Relining involves putting a new surface on the part of the denture that fits against your gums. After teeth are extracted, the bone that once held your teeth shrinks. This process is called bone resorption. It is common to discover that dentures no longer fit properly as the resorption continues. If the denture is otherwise in good shape, your dentist may recommend an office reline. An office reline takes about 30 to 60 minutes.

There are two types of relines, soft and hard. Each uses different materials. The material for soft relines remains somewhat flexible. If you pressed the material with your fingernail, you would see an impression. Resin used for hard relines does not have this flexibility.
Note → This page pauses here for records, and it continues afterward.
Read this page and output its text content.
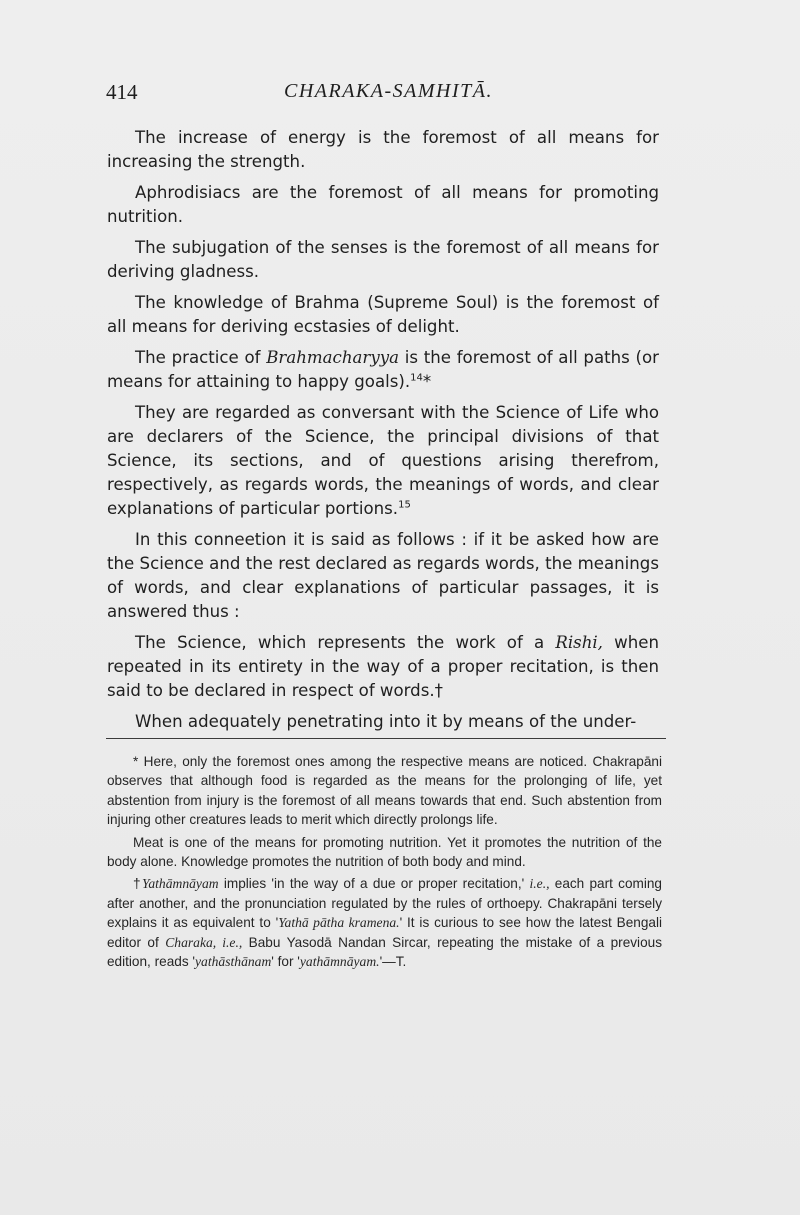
414	CHARAKA-SAMHITĀ.

The increase of energy is the foremost of all means for increasing the strength.

Aphrodisiacs are the foremost of all means for promoting nutrition.

The subjugation of the senses is the foremost of all means for deriving gladness.

The knowledge of Brahma (Supreme Soul) is the foremost of all means for deriving ecstasies of delight.

The practice of Brahmacharyya is the foremost of all paths (or means for attaining to happy goals).$^{14}$*

They are regarded as conversant with the Science of Life who are declarers of the Science, the principal divisions of that Science, its sections, and of questions arising therefrom, respectively, as regards words, the meanings of words, and clear explanations of particular portions.$^{15}$

In this conneetion it is said as follows : if it be asked how are the Science and the rest declared as regards words, the meanings of words, and clear explanations of particular passages, it is answered thus :

The Science, which represents the work of a Rishi, when repeated in its entirety in the way of a proper recitation, is then said to be declared in respect of words.†

When adequately penetrating into it by means of the under-

* Here, only the foremost ones among the respective means are noticed. Chakrapāni observes that although food is regarded as the means for the prolonging of life, yet abstention from injury is the foremost of all means towards that end. Such abstention from injuring other creatures leads to merit which directly prolongs life.

Meat is one of the means for promoting nutrition. Yet it promotes the nutrition of the body alone. Knowledge promotes the nutrition of both body and mind.

†Yathāmnāyam implies 'in the way of a due or proper recitation,' i.e., each part coming after another, and the pronunciation regulated by the rules of orthoepy. Chakrapāni tersely explains it as equivalent to 'Yathā pātha kramena.' It is curious to see how the latest Bengali editor of Charaka, i.e., Babu Yasodā Nandan Sircar, repeating the mistake of a previous edition, reads 'yathāsthānam' for 'yathāmnāyam.'—T.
Soft relines are generally considered temporary. The material used is biodegradable. It is not meant to last more than a few months. Soft relines can be repeated at regular intervals if your jawbone can't tolerate the force of a hard-reline material. The softer material absorbs some of the stress of chewing. Some people receive a soft reline if the gums need to heal from the effects of an ill-fitting denture or another injury. In this situation, a hard reline would be done after the gums are healthy.

Rebasing is less common than relining. It involves replacing the entire base of the denture, but keeping the teeth. The process is more complex than relining. You will be without your dentures for a period of time. This could be one day or several days.

Which One Is Right for You?
Your dentist will assess your situation and discuss a possible treatment plan. Make sure that you ask your dentist why he or she is proposing the treatment and how long you will be without your denture.